The next tier up though, which is really what people talk about when they think about fake
news, is analysis, interpretation, claims, but also rumor.
When somebody hears a rumor of something very scurrilous happening and it correlates with
what they want to believe, chances are they’ll believe it and they’ll pass it off to their
friends.
And so you start to see companies like Facebook and Google and others starting to implement
systems that when you forward a link to a friend that comes from a source that is known
to be of questionable quality, they’ll pop up a little warning that says, 'According
to Snopes.com or according to the AP or somebody this article might not be factual.'
That’s something you can do when you’re a central provider like Facebook or like Google,
but wouldn’t it be great to do that in a decentralized way?

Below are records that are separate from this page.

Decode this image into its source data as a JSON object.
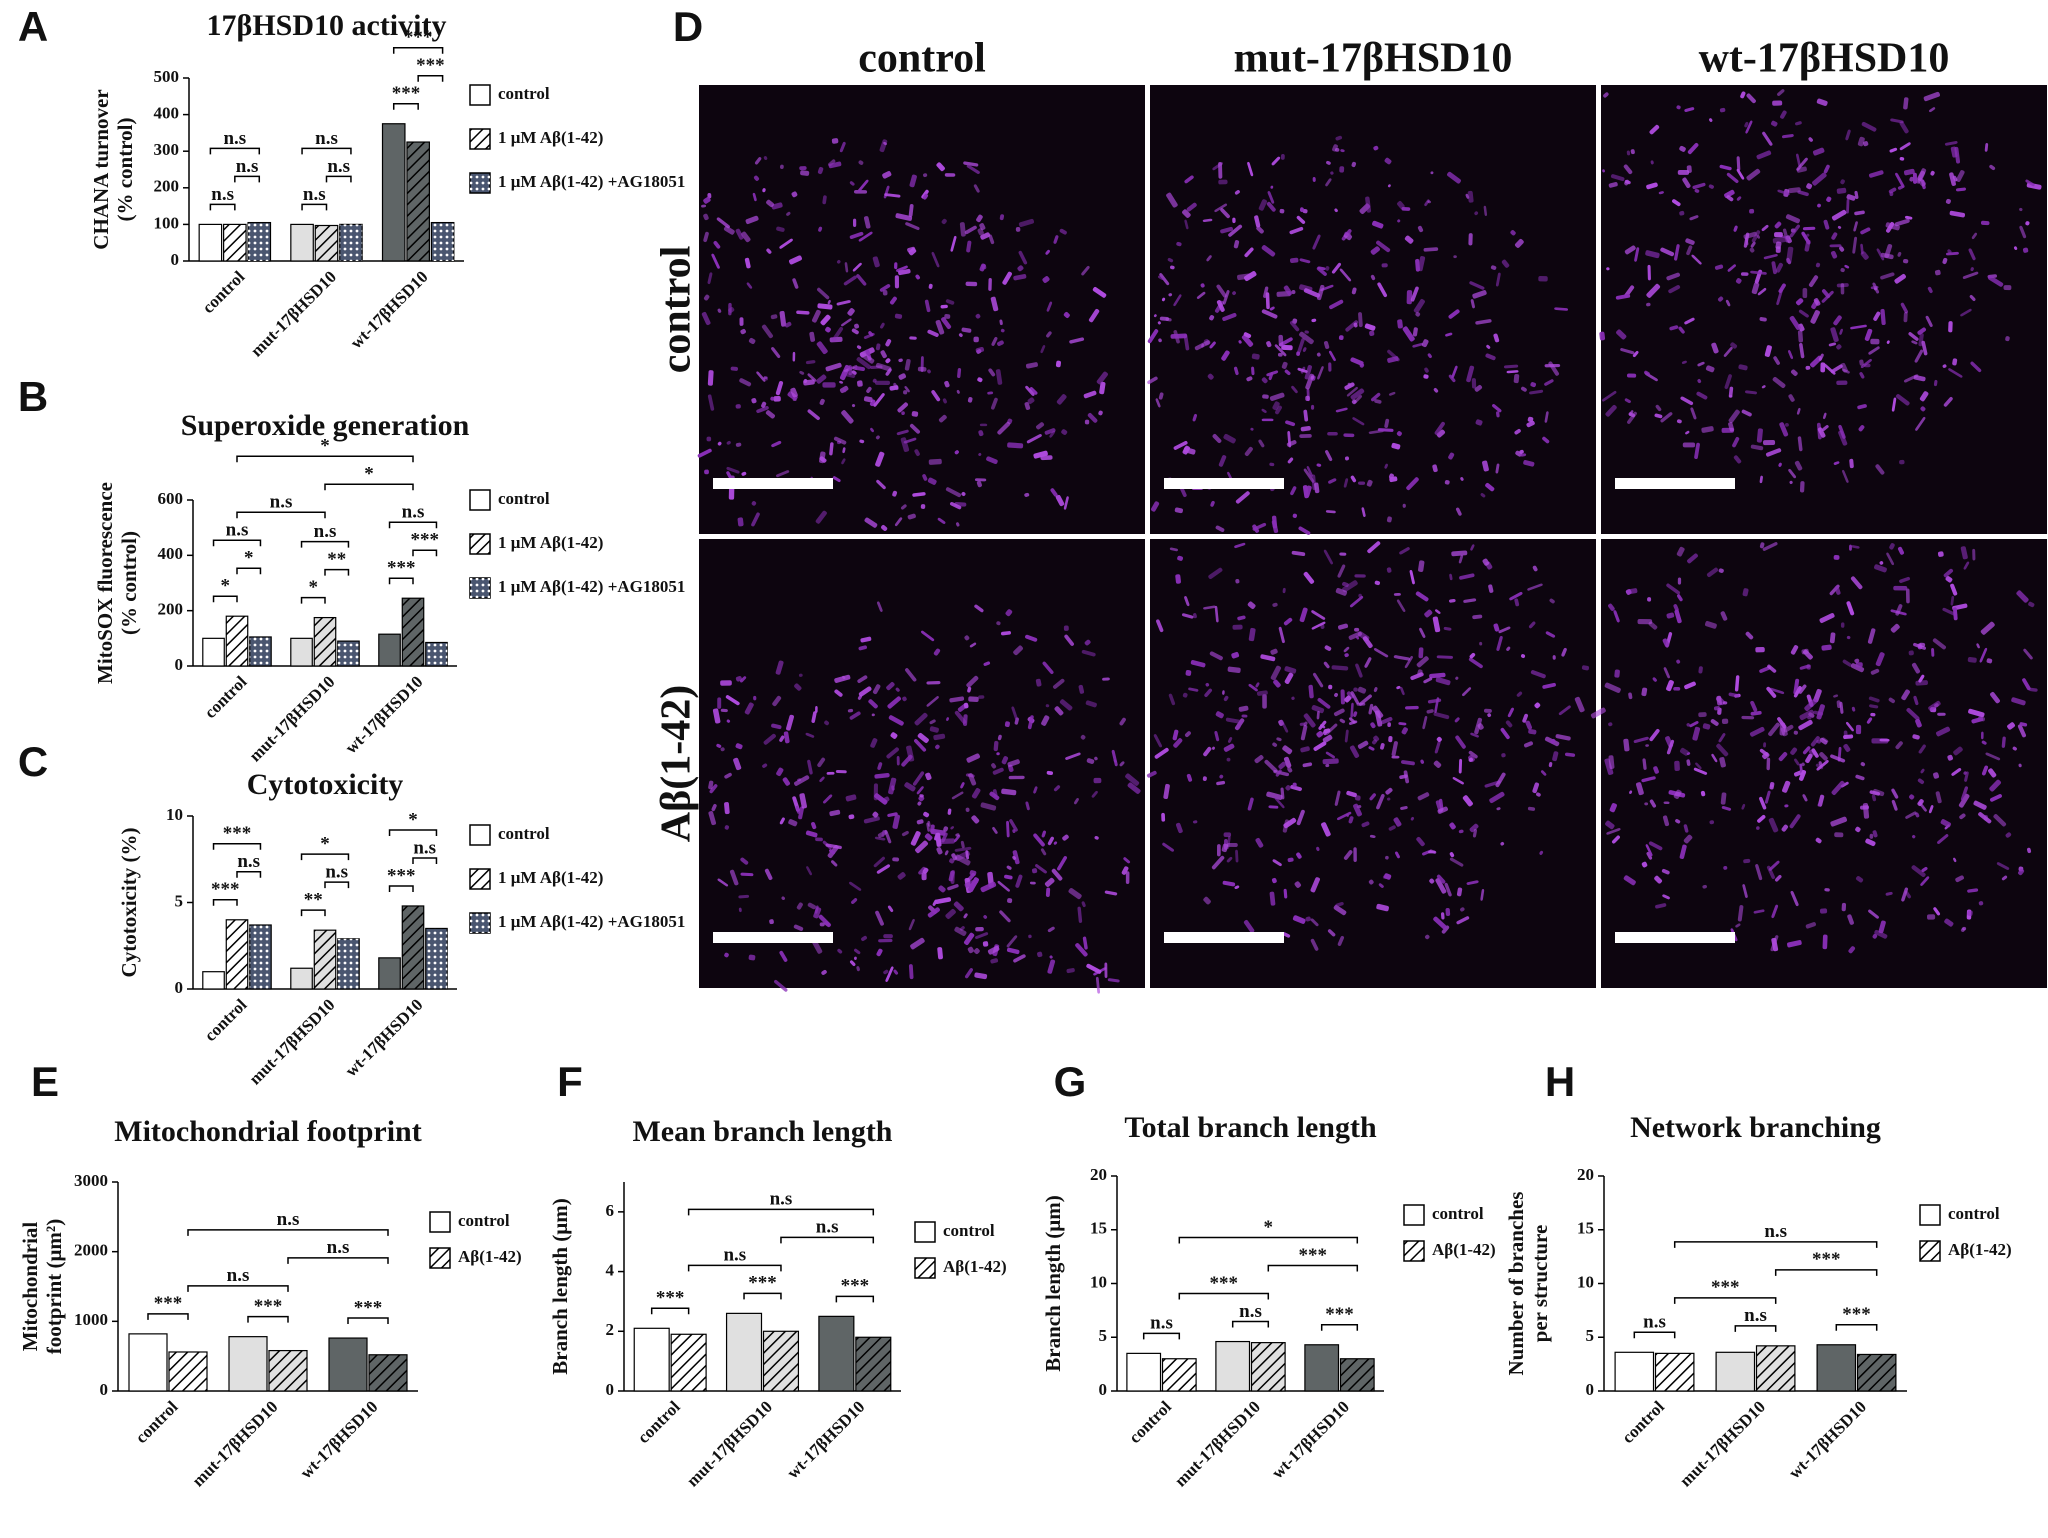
{
  "chart_data": [
    {
      "type": "bar",
      "panel": "A",
      "title": "17βHSD10 activity",
      "ylabel": [
        "CHANA turnover",
        "(% control)"
      ],
      "categories": [
        "control",
        "mut-17βHSD10",
        "wt-17βHSD10"
      ],
      "category_colors": [
        "#ffffff",
        "#e0e0e0",
        "#5f6566"
      ],
      "series": [
        {
          "name": "control",
          "pattern": "none",
          "values": [
            100,
            100,
            375
          ]
        },
        {
          "name": "1 μM Aβ(1-42)",
          "pattern": "hatch",
          "values": [
            100,
            97,
            325
          ]
        },
        {
          "name": "1 μM Aβ(1-42) +AG18051",
          "pattern": "dots",
          "color": "#4a5670",
          "values": [
            105,
            100,
            105
          ]
        }
      ],
      "ylim": [
        0,
        500
      ],
      "yticks": [
        0,
        100,
        200,
        300,
        400,
        500
      ],
      "annotations": [
        {
          "text": "n.s",
          "from": [
            0,
            0
          ],
          "to": [
            0,
            1
          ]
        },
        {
          "text": "n.s",
          "from": [
            0,
            1
          ],
          "to": [
            0,
            2
          ]
        },
        {
          "text": "n.s",
          "from": [
            0,
            0
          ],
          "to": [
            0,
            2
          ]
        },
        {
          "text": "n.s",
          "from": [
            1,
            0
          ],
          "to": [
            1,
            1
          ]
        },
        {
          "text": "n.s",
          "from": [
            1,
            1
          ],
          "to": [
            1,
            2
          ]
        },
        {
          "text": "n.s",
          "from": [
            1,
            0
          ],
          "to": [
            1,
            2
          ]
        },
        {
          "text": "***",
          "from": [
            2,
            0
          ],
          "to": [
            2,
            1
          ]
        },
        {
          "text": "***",
          "from": [
            2,
            1
          ],
          "to": [
            2,
            2
          ]
        },
        {
          "text": "***",
          "from": [
            2,
            0
          ],
          "to": [
            2,
            2
          ]
        }
      ]
    },
    {
      "type": "bar",
      "panel": "B",
      "title": "Superoxide generation",
      "ylabel": [
        "MitoSOX fluorescence",
        "(% control)"
      ],
      "categories": [
        "control",
        "mut-17βHSD10",
        "wt-17βHSD10"
      ],
      "category_colors": [
        "#ffffff",
        "#e0e0e0",
        "#5f6566"
      ],
      "series": [
        {
          "name": "control",
          "pattern": "none",
          "values": [
            100,
            100,
            115
          ]
        },
        {
          "name": "1 μM Aβ(1-42)",
          "pattern": "hatch",
          "values": [
            180,
            175,
            245
          ]
        },
        {
          "name": "1 μM Aβ(1-42) +AG18051",
          "pattern": "dots",
          "color": "#4a5670",
          "values": [
            105,
            90,
            85
          ]
        }
      ],
      "ylim": [
        0,
        600
      ],
      "yticks": [
        0,
        200,
        400,
        600
      ],
      "annotations": [
        {
          "text": "*",
          "from": [
            0,
            0
          ],
          "to": [
            0,
            1
          ]
        },
        {
          "text": "*",
          "from": [
            0,
            1
          ],
          "to": [
            0,
            2
          ]
        },
        {
          "text": "n.s",
          "from": [
            0,
            0
          ],
          "to": [
            0,
            2
          ]
        },
        {
          "text": "*",
          "from": [
            1,
            0
          ],
          "to": [
            1,
            1
          ]
        },
        {
          "text": "**",
          "from": [
            1,
            1
          ],
          "to": [
            1,
            2
          ]
        },
        {
          "text": "n.s",
          "from": [
            1,
            0
          ],
          "to": [
            1,
            2
          ]
        },
        {
          "text": "***",
          "from": [
            2,
            0
          ],
          "to": [
            2,
            1
          ]
        },
        {
          "text": "***",
          "from": [
            2,
            1
          ],
          "to": [
            2,
            2
          ]
        },
        {
          "text": "n.s",
          "from": [
            2,
            0
          ],
          "to": [
            2,
            2
          ]
        },
        {
          "text": "n.s",
          "from": [
            0,
            1
          ],
          "to": [
            1,
            1
          ]
        },
        {
          "text": "*",
          "from": [
            1,
            1
          ],
          "to": [
            2,
            1
          ]
        },
        {
          "text": "*",
          "from": [
            0,
            1
          ],
          "to": [
            2,
            1
          ]
        }
      ]
    },
    {
      "type": "bar",
      "panel": "C",
      "title": "Cytotoxicity",
      "ylabel": [
        "Cytotoxicity (%)"
      ],
      "categories": [
        "control",
        "mut-17βHSD10",
        "wt-17βHSD10"
      ],
      "category_colors": [
        "#ffffff",
        "#e0e0e0",
        "#5f6566"
      ],
      "series": [
        {
          "name": "control",
          "pattern": "none",
          "values": [
            1,
            1.2,
            1.8
          ]
        },
        {
          "name": "1 μM Aβ(1-42)",
          "pattern": "hatch",
          "values": [
            4,
            3.4,
            4.8
          ]
        },
        {
          "name": "1 μM Aβ(1-42) +AG18051",
          "pattern": "dots",
          "color": "#4a5670",
          "values": [
            3.7,
            2.9,
            3.5
          ]
        }
      ],
      "ylim": [
        0,
        10
      ],
      "yticks": [
        0,
        5,
        10
      ],
      "annotations": [
        {
          "text": "***",
          "from": [
            0,
            0
          ],
          "to": [
            0,
            1
          ]
        },
        {
          "text": "n.s",
          "from": [
            0,
            1
          ],
          "to": [
            0,
            2
          ]
        },
        {
          "text": "***",
          "from": [
            0,
            0
          ],
          "to": [
            0,
            2
          ]
        },
        {
          "text": "**",
          "from": [
            1,
            0
          ],
          "to": [
            1,
            1
          ]
        },
        {
          "text": "n.s",
          "from": [
            1,
            1
          ],
          "to": [
            1,
            2
          ]
        },
        {
          "text": "*",
          "from": [
            1,
            0
          ],
          "to": [
            1,
            2
          ]
        },
        {
          "text": "***",
          "from": [
            2,
            0
          ],
          "to": [
            2,
            1
          ]
        },
        {
          "text": "n.s",
          "from": [
            2,
            1
          ],
          "to": [
            2,
            2
          ]
        },
        {
          "text": "*",
          "from": [
            2,
            0
          ],
          "to": [
            2,
            2
          ]
        }
      ]
    },
    {
      "type": "bar",
      "panel": "E",
      "title": "Mitochondrial footprint",
      "ylabel": [
        "Mitochondrial",
        "footprint (μm²)"
      ],
      "categories": [
        "control",
        "mut-17βHSD10",
        "wt-17βHSD10"
      ],
      "category_colors": [
        "#ffffff",
        "#e0e0e0",
        "#5f6566"
      ],
      "series": [
        {
          "name": "control",
          "pattern": "none",
          "values": [
            820,
            780,
            760
          ]
        },
        {
          "name": "Aβ(1-42)",
          "pattern": "hatch",
          "values": [
            560,
            580,
            520
          ]
        }
      ],
      "ylim": [
        0,
        3000
      ],
      "yticks": [
        0,
        1000,
        2000,
        3000
      ],
      "annotations": [
        {
          "text": "***",
          "from": [
            0,
            0
          ],
          "to": [
            0,
            1
          ]
        },
        {
          "text": "***",
          "from": [
            1,
            0
          ],
          "to": [
            1,
            1
          ]
        },
        {
          "text": "***",
          "from": [
            2,
            0
          ],
          "to": [
            2,
            1
          ]
        },
        {
          "text": "n.s",
          "from": [
            0,
            1
          ],
          "to": [
            1,
            1
          ]
        },
        {
          "text": "n.s",
          "from": [
            1,
            1
          ],
          "to": [
            2,
            1
          ]
        },
        {
          "text": "n.s",
          "from": [
            0,
            1
          ],
          "to": [
            2,
            1
          ]
        }
      ]
    },
    {
      "type": "bar",
      "panel": "F",
      "title": "Mean branch length",
      "ylabel": [
        "Branch length (μm)"
      ],
      "categories": [
        "control",
        "mut-17βHSD10",
        "wt-17βHSD10"
      ],
      "category_colors": [
        "#ffffff",
        "#e0e0e0",
        "#5f6566"
      ],
      "series": [
        {
          "name": "control",
          "pattern": "none",
          "values": [
            2.1,
            2.6,
            2.5
          ]
        },
        {
          "name": "Aβ(1-42)",
          "pattern": "hatch",
          "values": [
            1.9,
            2.0,
            1.8
          ]
        }
      ],
      "ylim": [
        0,
        7
      ],
      "yticks": [
        0,
        2,
        4,
        6
      ],
      "annotations": [
        {
          "text": "***",
          "from": [
            0,
            0
          ],
          "to": [
            0,
            1
          ]
        },
        {
          "text": "***",
          "from": [
            1,
            0
          ],
          "to": [
            1,
            1
          ]
        },
        {
          "text": "***",
          "from": [
            2,
            0
          ],
          "to": [
            2,
            1
          ]
        },
        {
          "text": "n.s",
          "from": [
            0,
            1
          ],
          "to": [
            1,
            1
          ]
        },
        {
          "text": "n.s",
          "from": [
            1,
            1
          ],
          "to": [
            2,
            1
          ]
        },
        {
          "text": "n.s",
          "from": [
            0,
            1
          ],
          "to": [
            2,
            1
          ]
        }
      ]
    },
    {
      "type": "bar",
      "panel": "G",
      "title": "Total branch length",
      "ylabel": [
        "Branch length (μm)"
      ],
      "categories": [
        "control",
        "mut-17βHSD10",
        "wt-17βHSD10"
      ],
      "category_colors": [
        "#ffffff",
        "#e0e0e0",
        "#5f6566"
      ],
      "series": [
        {
          "name": "control",
          "pattern": "none",
          "values": [
            3.5,
            4.6,
            4.3
          ]
        },
        {
          "name": "Aβ(1-42)",
          "pattern": "hatch",
          "values": [
            3.0,
            4.5,
            3.0
          ]
        }
      ],
      "ylim": [
        0,
        20
      ],
      "yticks": [
        0,
        5,
        10,
        15,
        20
      ],
      "annotations": [
        {
          "text": "n.s",
          "from": [
            0,
            0
          ],
          "to": [
            0,
            1
          ]
        },
        {
          "text": "n.s",
          "from": [
            1,
            0
          ],
          "to": [
            1,
            1
          ]
        },
        {
          "text": "***",
          "from": [
            2,
            0
          ],
          "to": [
            2,
            1
          ]
        },
        {
          "text": "***",
          "from": [
            0,
            1
          ],
          "to": [
            1,
            1
          ]
        },
        {
          "text": "***",
          "from": [
            1,
            1
          ],
          "to": [
            2,
            1
          ]
        },
        {
          "text": "*",
          "from": [
            0,
            1
          ],
          "to": [
            2,
            1
          ]
        }
      ]
    },
    {
      "type": "bar",
      "panel": "H",
      "title": "Network branching",
      "ylabel": [
        "Number of branches",
        "per structure"
      ],
      "categories": [
        "control",
        "mut-17βHSD10",
        "wt-17βHSD10"
      ],
      "category_colors": [
        "#ffffff",
        "#e0e0e0",
        "#5f6566"
      ],
      "series": [
        {
          "name": "control",
          "pattern": "none",
          "values": [
            3.6,
            3.6,
            4.3
          ]
        },
        {
          "name": "Aβ(1-42)",
          "pattern": "hatch",
          "values": [
            3.5,
            4.2,
            3.4
          ]
        }
      ],
      "ylim": [
        0,
        20
      ],
      "yticks": [
        0,
        5,
        10,
        15,
        20
      ],
      "annotations": [
        {
          "text": "n.s",
          "from": [
            0,
            0
          ],
          "to": [
            0,
            1
          ]
        },
        {
          "text": "n.s",
          "from": [
            1,
            0
          ],
          "to": [
            1,
            1
          ]
        },
        {
          "text": "***",
          "from": [
            2,
            0
          ],
          "to": [
            2,
            1
          ]
        },
        {
          "text": "***",
          "from": [
            0,
            1
          ],
          "to": [
            1,
            1
          ]
        },
        {
          "text": "***",
          "from": [
            1,
            1
          ],
          "to": [
            2,
            1
          ]
        },
        {
          "text": "n.s",
          "from": [
            0,
            1
          ],
          "to": [
            2,
            1
          ]
        }
      ]
    }
  ],
  "image_panel": {
    "panel": "D",
    "columns": [
      "control",
      "mut-17βHSD10",
      "wt-17βHSD10"
    ],
    "rows": [
      "control",
      "Aβ(1-42)"
    ]
  }
}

When somebody sends you a news link to a website you’ve never heard of before, not The New
York Times, not AP or Fox News or whatever, where you have some context, but it’s some
other link somewhere else, how much should you trust that?
Well a lot of folks have talked about building a distributed ledger system for recording
thrust in media sources.
So here’s a website, here’s people that we recognize, like Snopes, as authorities
on whether something is true or not, but why not you be able to publish something to that
chain as well, or me, that says, 'This does seem to be right to me or this doesn’t seem
to be right.'
And then just like on Twitter where you can choose who you follow, you could choose what
are the sources of authority that you trust as to whether something is true or not.
That may turn out to be an answer to the fake news problem, or it may turn out to make the
different worlds that we all live in and the bubbles we live in even more bubblelicious.
I think there are many who hope that is one way in which we can try to fight the rumor
mongering and fake news floods that are happening on the Internet today.